My family usually eats Chinese food. (note I said food, not cuisine - a simple word has such a big difference!) my mum has never grown to like Malay or Indian dishes, an amazing fact since she grew up in Malaysia and formed her family in Singapore! The most "Indian" food I grew up eating was Roti Prata and Kumbing Sop (by Indian Muslims, not the Malay style). When I grew into adulthood, I accientally discovered cooking - the first dish I seriously made was pasta with a jar of ready made cream sauce.

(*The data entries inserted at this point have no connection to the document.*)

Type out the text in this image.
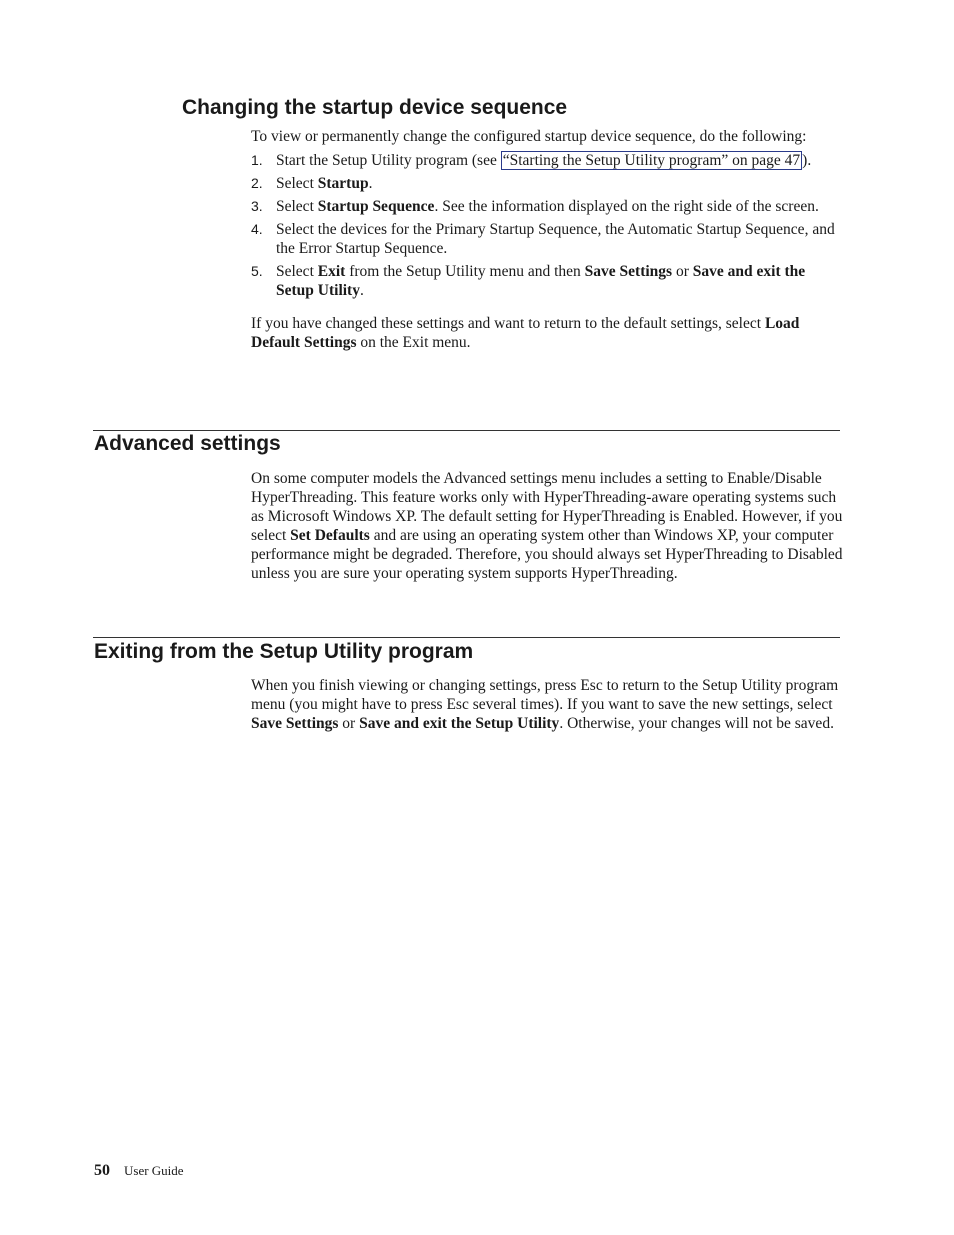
Changing the startup device sequence

To view or permanently change the configured startup device sequence, do the following:

1. Start the Setup Utility program (see “Starting the Setup Utility program” on page 47 ).
2. Select Startup.
3. Select Startup Sequence. See the information displayed on the right side of the screen.
4. Select the devices for the Primary Startup Sequence, the Automatic Startup Sequence, and the Error Startup Sequence.
5. Select Exit from the Setup Utility menu and then Save Settings or Save and exit the Setup Utility.

If you have changed these settings and want to return to the default settings, select Load Default Settings on the Exit menu.

Advanced settings

On some computer models the Advanced settings menu includes a setting to Enable/Disable HyperThreading. This feature works only with HyperThreading-aware operating systems such as Microsoft Windows XP. The default setting for HyperThreading is Enabled. However, if you select Set Defaults and are using an operating system other than Windows XP, your computer performance might be degraded. Therefore, you should always set HyperThreading to Disabled unless you are sure your operating system supports HyperThreading.

Exiting from the Setup Utility program

When you finish viewing or changing settings, press Esc to return to the Setup Utility program menu (you might have to press Esc several times). If you want to save the new settings, select Save Settings or Save and exit the Setup Utility. Otherwise, your changes will not be saved.

50 User Guide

So many factors influence what we perceive of food and the culture behind it. I, for one, tend to make a lot of pasta because, well, it's easy. You can throw almost anything into it. I am encouraged by my friends to discover pot roasts, baked chicken, and now my friend makes chinese soup! The day I dare to serve homecooked chinese food to my partner's mum is the day I say my cooking is good... Which might not happen in my lifetime!

Before this grows into a thesis, I just want to say... What have you eaten today, and do you know what it stands for?!

Comments for this entry

cherrine

seriously, i think we shld get together one day and cook chinese food together. i hate the hassle of chopping and preparing though.